Soaping up my fingers, I reached behind me and started to rub the crack between my ass cheeks, with no other thought than to clean myself ‘down there below’ as mom used to say. But when my middle- and index-fingers brushed up against my anus, I felt another one of those weird erotic thrills. I stopped, did it again, and shuddered. On impulse, I bent my back within the shower cubicle, parted my legs a little, and reached behind me. This time, I rubbed at the soft skin around my hairless asshole, and pushed in with my finger. My middle finger slid up to the first knuckle inside me, and it felt good. It felt damn good, so I just pushed it in a little more. I got it up as far as I could and held it there inside me. I could feel my breath coming quick, and didn’t even need to look to see that my cock was straining at my foreskin. I slid my middle finger out slowly and teased my anus again. This time with my middle and index fingers.

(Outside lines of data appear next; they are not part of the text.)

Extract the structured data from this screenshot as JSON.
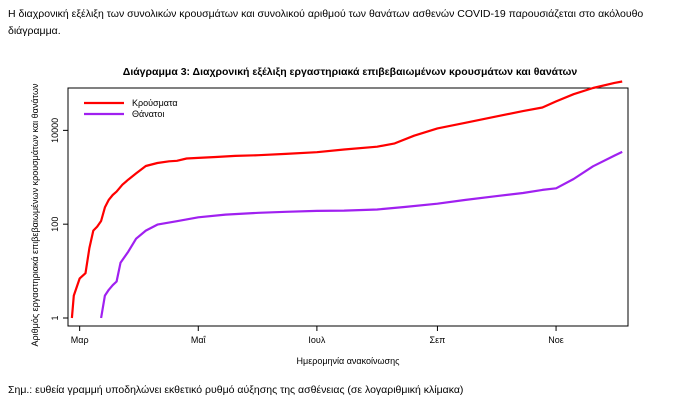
{
  "intro_text": "Η διαχρονική εξέλιξη των συνολικών κρουσμάτων και συνολικού αριθμού των θανάτων ασθενών COVID-19 παρουσιάζεται στο ακόλουθο διάγραμμα.",
  "note": "Σημ.: ευθεία γραμμή υποδηλώνει εκθετικό ρυθμό αύξησης της ασθένειας (σε λογαριθμική κλίμακα)",
  "colors": {
    "cases": "#ff0000",
    "deaths": "#a020f0"
  },
  "chart_data": {
    "type": "line",
    "title": "Διάγραμμα 3: Διαχρονική εξέλιξη εργαστηριακά επιβεβαιωμένων κρουσμάτων και θανάτων",
    "xlabel": "Ημερομηνία ανακοίνωσης",
    "ylabel": "Αριθμός εργαστηριακά επιβεβαιωμένων κρουσμάτων και θανάτων",
    "y_scale": "log10",
    "ylim": [
      1,
      80000
    ],
    "xlim": [
      "2020-02-24",
      "2020-12-08"
    ],
    "x_ticks": [
      {
        "date": "2020-03-01",
        "label": "Μαρ"
      },
      {
        "date": "2020-05-01",
        "label": "Μαΐ"
      },
      {
        "date": "2020-07-01",
        "label": "Ιουλ"
      },
      {
        "date": "2020-09-01",
        "label": "Σεπ"
      },
      {
        "date": "2020-11-01",
        "label": "Νοε"
      }
    ],
    "y_ticks": [
      {
        "value": 1,
        "label": "1"
      },
      {
        "value": 100,
        "label": "100"
      },
      {
        "value": 10000,
        "label": "10000"
      }
    ],
    "legend_position": "top-left",
    "series": [
      {
        "name": "Κρούσματα",
        "color": "#ff0000",
        "points": [
          [
            "2020-02-26",
            1
          ],
          [
            "2020-02-27",
            3
          ],
          [
            "2020-03-01",
            7
          ],
          [
            "2020-03-04",
            9
          ],
          [
            "2020-03-06",
            31
          ],
          [
            "2020-03-08",
            73
          ],
          [
            "2020-03-10",
            89
          ],
          [
            "2020-03-12",
            117
          ],
          [
            "2020-03-14",
            228
          ],
          [
            "2020-03-16",
            331
          ],
          [
            "2020-03-18",
            418
          ],
          [
            "2020-03-20",
            495
          ],
          [
            "2020-03-23",
            695
          ],
          [
            "2020-03-26",
            892
          ],
          [
            "2020-03-30",
            1212
          ],
          [
            "2020-04-04",
            1735
          ],
          [
            "2020-04-10",
            2011
          ],
          [
            "2020-04-16",
            2192
          ],
          [
            "2020-04-20",
            2245
          ],
          [
            "2020-04-25",
            2517
          ],
          [
            "2020-05-01",
            2591
          ],
          [
            "2020-05-10",
            2710
          ],
          [
            "2020-05-20",
            2850
          ],
          [
            "2020-06-01",
            2952
          ],
          [
            "2020-06-15",
            3148
          ],
          [
            "2020-07-01",
            3432
          ],
          [
            "2020-07-15",
            3910
          ],
          [
            "2020-08-01",
            4477
          ],
          [
            "2020-08-10",
            5270
          ],
          [
            "2020-08-20",
            7684
          ],
          [
            "2020-09-01",
            10998
          ],
          [
            "2020-09-15",
            14400
          ],
          [
            "2020-10-01",
            19613
          ],
          [
            "2020-10-15",
            25802
          ],
          [
            "2020-10-25",
            30782
          ],
          [
            "2020-11-01",
            41527
          ],
          [
            "2020-11-10",
            59000
          ],
          [
            "2020-11-20",
            80000
          ],
          [
            "2020-12-01",
            103000
          ],
          [
            "2020-12-05",
            110000
          ]
        ]
      },
      {
        "name": "Θάνατοι",
        "color": "#a020f0",
        "points": [
          [
            "2020-03-12",
            1
          ],
          [
            "2020-03-14",
            3
          ],
          [
            "2020-03-16",
            4
          ],
          [
            "2020-03-18",
            5
          ],
          [
            "2020-03-20",
            6
          ],
          [
            "2020-03-22",
            15
          ],
          [
            "2020-03-26",
            26
          ],
          [
            "2020-03-30",
            49
          ],
          [
            "2020-04-04",
            73
          ],
          [
            "2020-04-10",
            98
          ],
          [
            "2020-04-20",
            116
          ],
          [
            "2020-05-01",
            140
          ],
          [
            "2020-05-15",
            160
          ],
          [
            "2020-06-01",
            175
          ],
          [
            "2020-06-15",
            184
          ],
          [
            "2020-07-01",
            192
          ],
          [
            "2020-07-15",
            195
          ],
          [
            "2020-08-01",
            206
          ],
          [
            "2020-08-15",
            232
          ],
          [
            "2020-09-01",
            273
          ],
          [
            "2020-09-15",
            328
          ],
          [
            "2020-10-01",
            395
          ],
          [
            "2020-10-15",
            463
          ],
          [
            "2020-10-25",
            537
          ],
          [
            "2020-11-01",
            581
          ],
          [
            "2020-11-10",
            918
          ],
          [
            "2020-11-20",
            1713
          ],
          [
            "2020-12-01",
            2902
          ],
          [
            "2020-12-05",
            3472
          ]
        ]
      }
    ]
  }
}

And when I pushed two fingers up inside my asshole, it didn’t surprise me that the feeling was even more intense. A little uncomfortable, sure. But intensely erotic. I slid my fingers in and out, using the soap and hot water as the lubricant. And, after I held my finger up inside myself as long as I could, waggling them within me, I surprised myself even more by cumming involuntarily on the shower cubicle floor. I hadn’t even touched my cock!
I finished my shower, then got out, determined not to tell Timmi anything about it. I even succeeded in forgetting about it completely until bed time, when, feeling the cooler air on my nipples as I undressed, I felt my cock start to rise once more. Timmi was still in the bathroom, and thank God for that. Imagine my twin brother walking in to see me with a seven incher stabbing the bedroom air? I hurried into bed wearing only my boxer shorts, and tried to stop myself from jerking off. I couldn’t. My cock was like this elemental thing attached to me that craved to be touched, held. I was laying on my side, waking furiously, when Timmi walked in.